Learning Syntactic Structure
Yoav Seginer

Abstract:
Syntactic structure plays a central role in most theories of language,
but it cannot be directly observed.  The question this thesis investigates
is whether there is a relation between syntactic structure and immediately 
observable properties of language, such as the statistics of the words 
and sentences that we hear and read. Finding 
such a relation has important consequences for the problem of language
acquisition by children, as well as implications for the theory of syntax
itself. It can also be used in engineering language processing systems.
One way to tackle this question is to design an algorithm which collects
statistics from sentences in a language and uses these statistics to
determine the syntactic structure of these and other sentences in the 
language. This process learns the syntactic structure of a language
from unannotated examples (plain sentences as can be observed in 
a language without extra information). The algorithm codes a relation
between the statistics collected from the observable language and 
the syntactic structure. If the algorithm successfully captures at least
part of the syntactic structure, we can say that the algorithm is 
an approximation of the relation between the observable language and its
syntactic structure. Such an algorithm is called an unsupervised
parser. This thesis describes a specific proposal for an unsupervised
parsing algorithm. By testing the proposed parser on corpora of different
languages, it is shown that the algorithm successfully discovers part of
the syntactic structure of these languages.

The relation described by the unsupervised parser depends not only on the
choice of statistics being collected but also on the choice of representation
of the syntactic structure. The correct choice of representation is therefore
important in making the parser simple. The first part of the thesis
describes a completely new representation of syntactic structure 
(called common cover links) and a parsing method suitable for this
representation.

The common cover links make it possible for the parser to make use of
two important properties of natural language which I presuppose:
humans process language incrementally and the syntactic structures
of language are skewed (every subtree of a parse tree has a short branch).
By using common cover links, it is possible to define an incremental
parser which constructs the syntactic structure of a sentence
as the words of the sentence are being read one by one. The common
cover link representation ensures that only skewed syntactic trees are produced
by the parser. This considerably reduces the number of possibilities 
that the parser has to consider and makes the parser simple and fast. 
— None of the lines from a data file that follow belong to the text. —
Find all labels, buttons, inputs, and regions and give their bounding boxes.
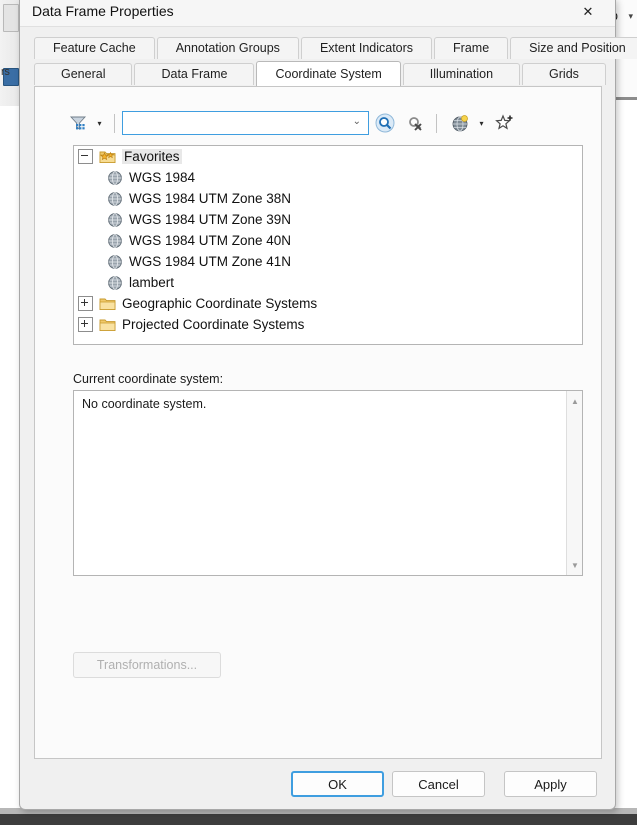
transformations-button[interactable]: Transformations... [73,652,221,678]
add-to-favorites-star-icon[interactable] [491,110,519,136]
tree-item-label: WGS 1984 UTM Zone 40N [129,233,292,248]
folder-icon [99,317,116,332]
tree-item-favorites[interactable]: Favorites [74,146,582,167]
tab-frame[interactable]: Frame [434,37,509,59]
tree-item-wgs-1984-utm-zone-41n[interactable]: WGS 1984 UTM Zone 41N [74,251,582,272]
background-tool-chip [3,4,19,32]
background-left-toolbar [0,0,21,106]
tree-item-wgs-1984[interactable]: WGS 1984 [74,167,582,188]
tab-annotation-groups[interactable]: Annotation Groups [156,37,299,59]
current-coordinate-system-value: No coordinate system. [82,397,207,411]
toolbar-separator [114,113,115,133]
globe-icon [107,233,123,249]
tree-expander-icon[interactable] [78,317,93,332]
tab-coordinate-system[interactable]: Coordinate System [256,61,401,86]
dialog-footer: OK Cancel Apply [20,759,615,809]
scroll-down-arrow-icon[interactable]: ▼ [567,557,583,573]
tree-item-wgs-1984-utm-zone-40n[interactable]: WGS 1984 UTM Zone 40N [74,230,582,251]
background-bottom-bar [0,814,637,825]
tab-grids[interactable]: Grids [522,63,606,85]
tree-expander-icon[interactable] [78,149,93,164]
toolbar-separator [436,113,437,133]
tree-item-label: WGS 1984 UTM Zone 39N [129,212,292,227]
tree-item-label: WGS 1984 UTM Zone 41N [129,254,292,269]
tab-feature-cache[interactable]: Feature Cache [34,37,155,59]
close-icon[interactable]: ✕ [567,0,609,25]
tree-item-wgs-1984-utm-zone-38n[interactable]: WGS 1984 UTM Zone 38N [74,188,582,209]
search-toolbar: ▾ ⌄ ▾ [64,108,574,138]
folder-icon [99,296,116,311]
tree-item-label: Projected Coordinate Systems [122,317,305,332]
search-combobox[interactable]: ⌄ [122,111,369,135]
dialog-title: Data Frame Properties [32,3,174,19]
tree-item-label: WGS 1984 UTM Zone 38N [129,191,292,206]
filter-icon[interactable] [64,110,92,136]
background-left-label: rs [1,66,10,78]
tab-data-frame[interactable]: Data Frame [134,63,255,85]
clear-search-icon[interactable] [401,110,429,136]
tab-size-and-position[interactable]: Size and Position [510,37,637,59]
tab-row-1: Feature Cache Annotation Groups Extent I… [34,37,637,59]
tree-item-projected-coordinate-systems[interactable]: Projected Coordinate Systems [74,314,582,335]
globe-icon [107,254,123,270]
tab-row-2: General Data Frame Coordinate System Ill… [34,61,606,86]
globe-icon [107,275,123,291]
scroll-up-arrow-icon[interactable]: ▲ [567,393,583,409]
chevron-down-icon[interactable]: ⌄ [353,116,361,127]
current-coordinate-system-label: Current coordinate system: [73,372,224,386]
search-icon[interactable] [371,110,399,136]
tree-item-geographic-coordinate-systems[interactable]: Geographic Coordinate Systems [74,293,582,314]
globe-icon [107,191,123,207]
vertical-scrollbar[interactable]: ▲ ▼ [566,391,582,575]
globe-icon[interactable] [446,110,474,136]
globe-dropdown-caret-icon[interactable]: ▾ [474,110,489,136]
tree-item-wgs-1984-utm-zone-39n[interactable]: WGS 1984 UTM Zone 39N [74,209,582,230]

The second part of the thesis describes the statistics that the parser
collects and how these are used during parsing. An important property
of the algorithm is that statistics are collected from each sentence
only after this sentence has been parsed. In this way, the parser
is gradually improved: new statistics are added to previously collected
statistics and together are used to parse the next sentence and collect
additional statistics.

The statistics are collected for each word separately. For each word,
the statistics are represented by labels which are based on the frequency
of adjacent words and of the labels of these words. Based on the labels,
simple properties are induced which determine how words should be linked
to each other when parsing. As a result of the Zipfian distribution of words
in natural languages, the most frequent words dominate the properties
of all words. In this way, the most frequent labels take over the role
of the traditional parts of speech. The induction of the properties of
a word is carried out by summing over the properties of other words.
This makes the learning process very simple and fast.

The parser is tested on three corpora, in English, German and Chinese.
In each of these three languages the parser successfully discovers
part of the syntactic structure of the language. The parser is much
faster than other unsupervised parsers while achieving state of the art 
accuracy.